Das die stärksten Kühler, zu denen der Macho im großen Ganzen gehört, überproportional teuer sind, ist doch nichts neues. Deren Preisleistung ist fast immer mangelhaft - wenn man nur die Temps und den Preis betrachtet. 60€ ist da in der Tat noch "günstig", ganz egal ob es n Olymp gibt der das gleiche kostet. Der hat nämlich auch klare Defizite. Ich weiß du bist ganz ganz begeistert vom Olymp - unterm Strich ist der aber auch nur einer von vielen Kühlern, der preislich jetzt da ist, wo er hingehört^^


----------



## DerKabelbinder (29. Dezember 2016)

*AW: Thermalright Le Grand Macho: High-End-Kühler im Test*

Sehe da ebenfalls kein Versprechen, mal eben die gesamte Bandbreite an High-Eng-Kühlern aufzuarbeiten. Da könnte man ja genau so gut hingegen und fragen, warum ein Genesis oder TC14PE denn nicht vertreten ist 
Der Olymp ist, wie bereits angemerkt, auch nur einer von vielen... 

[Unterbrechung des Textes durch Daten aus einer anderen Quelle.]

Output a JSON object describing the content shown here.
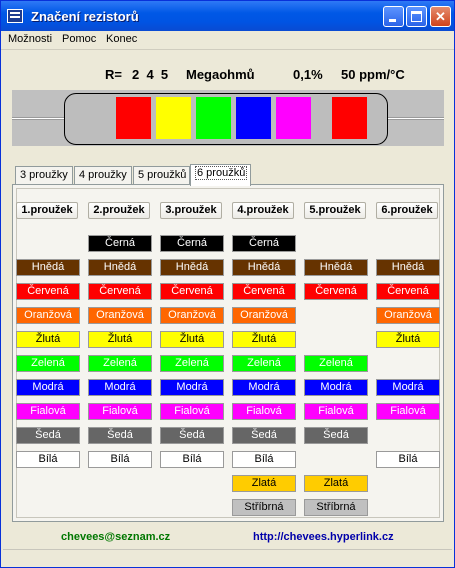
{
  "window": {
    "title": "Značení rezistorů"
  },
  "menu": [
    "Možnosti",
    "Pomoc",
    "Konec"
  ],
  "spec": {
    "prefix": "R=",
    "digits": "2  4  5",
    "unit": "Megaohmů",
    "tolerance": "0,1%",
    "tempco": "50 ppm/°C"
  },
  "resistor": {
    "bands": [
      "#ff0000",
      "#ffff00",
      "#00ff00",
      "#0000ff",
      "#ff00ff",
      "#ff0000"
    ],
    "body_color": "#bdbdbd"
  },
  "tabs": [
    "3 proužky",
    "4 proužky",
    "5 proužků",
    "6 proužků"
  ],
  "active_tab": 3,
  "columns": [
    "1.proužek",
    "2.proužek",
    "3.proužek",
    "4.proužek",
    "5.proužek",
    "6.proužek"
  ],
  "colors": {
    "cerna": {
      "label": "Černá",
      "bg": "#000000",
      "fg": "#ffffff"
    },
    "hneda": {
      "label": "Hnědá",
      "bg": "#663300",
      "fg": "#ffffff"
    },
    "cervena": {
      "label": "Červená",
      "bg": "#ff0000",
      "fg": "#ffffff"
    },
    "oranzova": {
      "label": "Oranžová",
      "bg": "#ff6600",
      "fg": "#ffffff"
    },
    "zluta": {
      "label": "Žlutá",
      "bg": "#ffff00",
      "fg": "#000000"
    },
    "zelena": {
      "label": "Zelená",
      "bg": "#00ff00",
      "fg": "#ffffff"
    },
    "modra": {
      "label": "Modrá",
      "bg": "#0000ff",
      "fg": "#ffffff"
    },
    "fialova": {
      "label": "Fialová",
      "bg": "#ff00ff",
      "fg": "#ffffff"
    },
    "seda": {
      "label": "Šedá",
      "bg": "#666666",
      "fg": "#ffffff"
    },
    "bila": {
      "label": "Bílá",
      "bg": "#ffffff",
      "fg": "#000000"
    },
    "zlata": {
      "label": "Zlatá",
      "bg": "#ffcc00",
      "fg": "#000000"
    },
    "stribrna": {
      "label": "Stříbrná",
      "bg": "#c0c0c0",
      "fg": "#000000"
    }
  },
  "column_colors": [
    [
      "hneda",
      "cervena",
      "oranzova",
      "zluta",
      "zelena",
      "modra",
      "fialova",
      "seda",
      "bila"
    ],
    [
      "cerna",
      "hneda",
      "cervena",
      "oranzova",
      "zluta",
      "zelena",
      "modra",
      "fialova",
      "seda",
      "bila"
    ],
    [
      "cerna",
      "hneda",
      "cervena",
      "oranzova",
      "zluta",
      "zelena",
      "modra",
      "fialova",
      "seda",
      "bila"
    ],
    [
      "cerna",
      "hneda",
      "cervena",
      "oranzova",
      "zluta",
      "zelena",
      "modra",
      "fialova",
      "seda",
      "bila",
      "zlata",
      "stribrna"
    ],
    [
      "hneda",
      "cervena",
      "zelena",
      "modra",
      "fialova",
      "seda",
      "zlata",
      "stribrna"
    ],
    [
      "hneda",
      "cervena",
      "oranzova",
      "zluta",
      "modra",
      "fialova",
      "bila"
    ]
  ],
  "footer": {
    "email": "chevees@seznam.cz",
    "email_color": "#007700",
    "url": "http://chevees.hyperlink.cz",
    "url_color": "#0000aa"
  }
}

Ein wenig Referenz aus den unteren Preisregionen ist ansich nie verkehrt, damit man auch die P/L abwägen kann.


----------



## Dr Bakterius (29. Dezember 2016)

*AW: Thermalright Le Grand Macho: High-End-Kühler im Test*



pupsi11 schrieb:


> wenn ich im titel high-end schreibe hat da kein "kleiner" kühler irgendwas im test verloren.  dann wird gesagt das der für ein high-end kühler mit 60 euro recht günstig wäre - es aber einfach nicht erwähnt wird das es den olymp fürs selbe geld gibt.
> es will ein high-end test sein, dann soll da auch nur high-end getestet werden und die budget kühler bleiben draußen . oder eine andere überschrift gewählt werden.  denn viel wichtiger ist doch: will ich high-end und muss ich da das geld eines D15 zahlen oder geht das ganze auch günstiger.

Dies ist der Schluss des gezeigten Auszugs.